Step 3: Choose Document > Recognize Text Using OCR > Start…
Acrobat will display the Recognize Text dialog box. Click the Edit button to change the default settings.
For this tutorial use the Recognize Text settings shown here. The Key option is to set the PDF Output Style to “Searchable Image (Exact)” which will maintain the look of your scan, while adding a hidden text layer.
Once you change your settings and click OK for both dialog boxes, Acrobat will process your image. This can take a short time — watch the bottom left of your Acrobat window for a small status bar.
Step 4: Check the results.
Select Acrobat’s type select tool and check out the results. If everything worked properly, you should be able to select, copy, or search type directly from your scanned image.

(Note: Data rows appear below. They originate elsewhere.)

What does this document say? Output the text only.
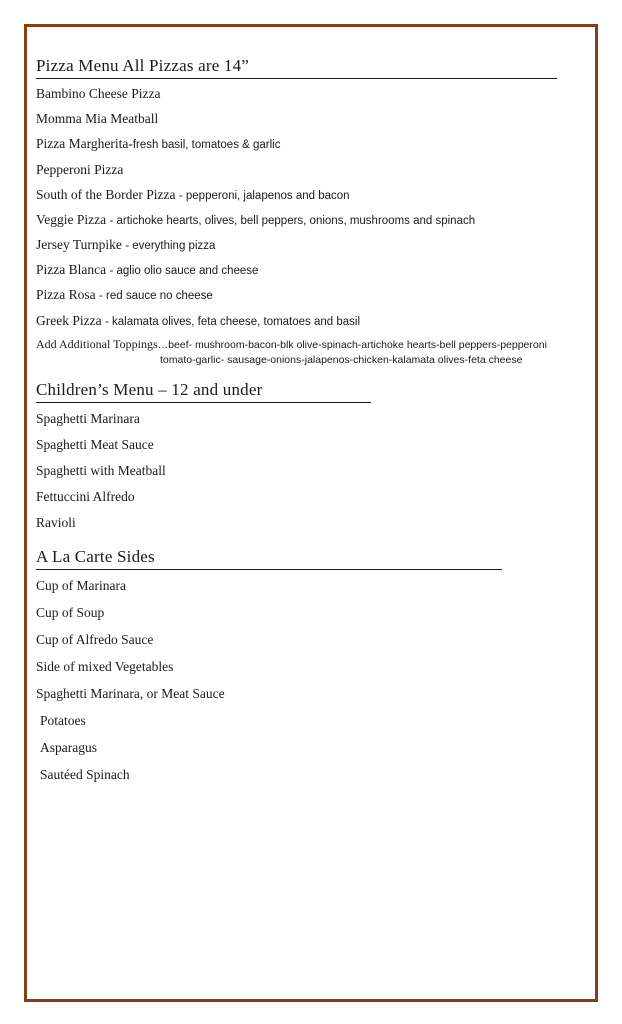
Pizza Menu All Pizzas are 14”

Bambino Cheese Pizza

Momma Mia Meatball

Pizza Margherita-fresh basil, tomatoes & garlic

Pepperoni Pizza

South of the Border Pizza - pepperoni, jalapenos and bacon

Veggie Pizza - artichoke hearts, olives, bell peppers, onions, mushrooms and spinach

Jersey Turnpike - everything pizza

Pizza Blanca - aglio olio sauce and cheese

Pizza Rosa - red sauce no cheese

Greek Pizza - kalamata olives, feta cheese, tomatoes and basil

Add Additional Toppings…beef- mushroom-bacon-blk olive-spinach-artichoke hearts-bell peppers-pepperoni

tomato-garlic- sausage-onions-jalapenos-chicken-kalamata olives-feta cheese

Children’s Menu – 12 and under

Spaghetti Marinara

Spaghetti Meat Sauce

Spaghetti with Meatball

Fettuccini Alfredo

Ravioli

A La Carte Sides

Cup of Marinara

Cup of Soup

Cup of Alfredo Sauce

Side of mixed Vegetables

Spaghetti Marinara, or Meat Sauce

Potatoes

Asparagus

Sautéed Spinach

This is the fun pay off that made this tip-worthy for us.
One complaint about this feature is the lack of feedback to see exactly how Acrobat interpreted your scanned text. When you are using the type select tool, you can select all the text in your document. Then switch over to a text editor and paste the results.
In our example, Acrobat made a few mistakes interpreting some of the non-text elements. However the results are pretty good in this case. Unfortunately if you find significant errors in Acrobat’s OCR interpretations, there is not an easy method for making corrections to the PDF.
In all fairness, we offer this tip more as an example of a lesser known feature than because it has proven terribly useful somewhere specific.
Who would want to create a searchable PDF? A classic example would be an attorney who needs to scan in many types of printed documents. The original appearance and signatures can’t be altered, but they need to be able to search documents later for certain phrases or words.
This technique might also be a way to incorporate older marketing materials into a company’s library of searchable PDFs.
Finally, for some designers who don’t have the need for dedicated OCR software, this might be a quick way to scan in and convert documents to text rather than retyping everything from scratch. For example, a client who provides a print-out of needed copy, but no word file, or a project that required extensive quotes from printed magazine or newspaper articles.